Historically, at the inception of the WWW, tools that were made for downloading, like "wget" (or later "curl") did not even have a way to resume partial transfers which made downloading a nightmarish operation when you were on dialup and the phone accidentally hung up such that you'd have to dial the ISP again and then restart the transfer from the very beginning. HTTP technology has since changed with Range Request (seek into file and partially transfer) and Chunked Transfers (transfer pieces) and wget got its -c
parameter allowing a large transfer to be resumed. What is interesting between a tool like wget
and Teracopy or rsync
is that resuming wget relies on first checking the local file for its size, asking a HTTP server for the source file size in order to perform some arithmetic and then determine from where the source file should be requested from the HTTP server in order to resume the transfer. However, up to this date, there is no built-in hashing ala "rsync" within the HTTP protocol, so compared to rsync
, wget only relies on arithmetic to determine whether the source file has changed and, if it has, then wget just restarts the download. This means that wget has the weakest resume of all the tools and that is because its resume operation is contingent upon the HTTP protocol that only implements reply to requests to transfer pieces of files, such that wget does not have the possibility to check the consistency of the transfer.

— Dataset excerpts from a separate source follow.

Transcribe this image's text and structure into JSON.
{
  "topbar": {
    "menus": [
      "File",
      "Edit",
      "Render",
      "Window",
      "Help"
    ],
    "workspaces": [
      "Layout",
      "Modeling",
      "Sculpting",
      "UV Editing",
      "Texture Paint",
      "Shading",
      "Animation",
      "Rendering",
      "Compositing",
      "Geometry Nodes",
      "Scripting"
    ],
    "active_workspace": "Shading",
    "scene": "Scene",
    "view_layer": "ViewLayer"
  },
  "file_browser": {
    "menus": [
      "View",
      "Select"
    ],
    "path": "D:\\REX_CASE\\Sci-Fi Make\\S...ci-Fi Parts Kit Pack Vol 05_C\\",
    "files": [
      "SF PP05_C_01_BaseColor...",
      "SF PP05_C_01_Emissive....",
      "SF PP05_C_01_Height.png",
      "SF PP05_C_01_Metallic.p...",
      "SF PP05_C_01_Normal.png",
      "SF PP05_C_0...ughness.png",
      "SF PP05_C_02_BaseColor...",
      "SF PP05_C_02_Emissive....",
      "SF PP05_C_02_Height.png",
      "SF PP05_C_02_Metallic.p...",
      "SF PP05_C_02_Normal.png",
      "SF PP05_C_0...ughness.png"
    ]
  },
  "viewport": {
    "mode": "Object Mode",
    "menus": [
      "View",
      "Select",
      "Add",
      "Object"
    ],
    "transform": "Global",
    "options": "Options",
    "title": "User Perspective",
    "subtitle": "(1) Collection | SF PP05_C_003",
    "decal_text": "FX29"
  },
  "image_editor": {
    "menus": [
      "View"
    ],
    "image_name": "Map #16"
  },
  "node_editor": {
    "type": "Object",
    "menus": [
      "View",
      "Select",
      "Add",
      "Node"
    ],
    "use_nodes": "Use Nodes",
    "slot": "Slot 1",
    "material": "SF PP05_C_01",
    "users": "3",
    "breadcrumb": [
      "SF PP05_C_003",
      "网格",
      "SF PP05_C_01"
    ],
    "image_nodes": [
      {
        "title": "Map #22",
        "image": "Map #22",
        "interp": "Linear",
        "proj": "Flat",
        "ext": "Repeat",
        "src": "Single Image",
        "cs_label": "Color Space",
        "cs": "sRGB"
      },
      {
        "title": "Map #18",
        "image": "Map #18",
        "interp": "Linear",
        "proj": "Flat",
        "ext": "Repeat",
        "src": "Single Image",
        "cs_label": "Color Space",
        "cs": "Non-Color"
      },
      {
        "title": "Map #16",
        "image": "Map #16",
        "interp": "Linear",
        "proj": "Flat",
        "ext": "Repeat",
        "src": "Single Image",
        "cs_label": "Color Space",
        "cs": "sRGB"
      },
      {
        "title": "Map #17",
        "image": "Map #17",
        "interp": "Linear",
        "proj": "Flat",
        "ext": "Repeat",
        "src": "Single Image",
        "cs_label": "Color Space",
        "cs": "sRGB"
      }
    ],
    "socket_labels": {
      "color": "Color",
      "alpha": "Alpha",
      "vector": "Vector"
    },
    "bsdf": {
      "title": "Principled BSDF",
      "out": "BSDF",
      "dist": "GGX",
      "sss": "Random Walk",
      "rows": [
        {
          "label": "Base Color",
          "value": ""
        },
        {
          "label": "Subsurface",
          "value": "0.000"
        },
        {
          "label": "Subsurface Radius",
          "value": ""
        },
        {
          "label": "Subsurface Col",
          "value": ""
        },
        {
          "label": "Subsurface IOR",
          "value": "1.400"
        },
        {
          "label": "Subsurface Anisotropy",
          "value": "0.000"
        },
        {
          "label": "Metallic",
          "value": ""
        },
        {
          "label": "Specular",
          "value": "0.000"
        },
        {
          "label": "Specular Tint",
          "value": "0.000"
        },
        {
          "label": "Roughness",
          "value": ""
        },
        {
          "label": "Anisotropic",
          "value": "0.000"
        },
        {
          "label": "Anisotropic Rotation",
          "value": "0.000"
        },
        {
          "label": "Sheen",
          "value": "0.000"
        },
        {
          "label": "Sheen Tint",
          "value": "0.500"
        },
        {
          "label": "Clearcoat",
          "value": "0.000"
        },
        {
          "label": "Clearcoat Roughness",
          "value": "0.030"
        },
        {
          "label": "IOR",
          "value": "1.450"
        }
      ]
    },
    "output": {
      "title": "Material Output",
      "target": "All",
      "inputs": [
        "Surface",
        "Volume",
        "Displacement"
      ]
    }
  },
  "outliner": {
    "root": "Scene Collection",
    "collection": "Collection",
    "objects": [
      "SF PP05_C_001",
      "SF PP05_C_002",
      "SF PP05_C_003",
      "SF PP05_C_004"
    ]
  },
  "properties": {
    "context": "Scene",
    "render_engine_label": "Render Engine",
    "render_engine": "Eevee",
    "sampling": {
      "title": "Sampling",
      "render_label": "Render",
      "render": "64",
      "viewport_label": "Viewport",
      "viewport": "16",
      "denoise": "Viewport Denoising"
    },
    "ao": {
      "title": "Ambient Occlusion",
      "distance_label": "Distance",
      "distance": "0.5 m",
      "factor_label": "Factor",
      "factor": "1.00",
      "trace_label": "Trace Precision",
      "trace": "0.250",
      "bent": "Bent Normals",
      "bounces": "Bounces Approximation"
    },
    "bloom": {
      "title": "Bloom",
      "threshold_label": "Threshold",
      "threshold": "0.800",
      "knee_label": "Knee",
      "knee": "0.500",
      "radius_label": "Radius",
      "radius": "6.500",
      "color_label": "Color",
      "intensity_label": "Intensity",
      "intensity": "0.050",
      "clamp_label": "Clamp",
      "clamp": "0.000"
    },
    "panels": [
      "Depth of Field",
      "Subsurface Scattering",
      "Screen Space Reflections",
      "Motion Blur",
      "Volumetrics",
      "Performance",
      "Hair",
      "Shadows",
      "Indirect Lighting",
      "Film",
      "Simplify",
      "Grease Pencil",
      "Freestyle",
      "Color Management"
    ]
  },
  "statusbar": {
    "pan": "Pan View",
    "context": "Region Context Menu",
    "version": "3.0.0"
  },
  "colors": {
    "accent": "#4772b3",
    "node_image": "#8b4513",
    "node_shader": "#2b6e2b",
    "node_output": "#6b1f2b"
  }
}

Maybe in ulterior versions of HTTP, delta transfers will be implemented, which is what the current development is being geared to with the notion of distributed websites that leverage torrent technology as a transfer technology. One very cute free tool to use to watch movies is Popcorn Time that works a treat for streaming movies directly using torrent technology because all that the client has to do is to transfer movie file pieces in linear and contiguous slabs of data while prioritizing the pieces closer to the current movie cursor compared to the pieces to be found later in the file.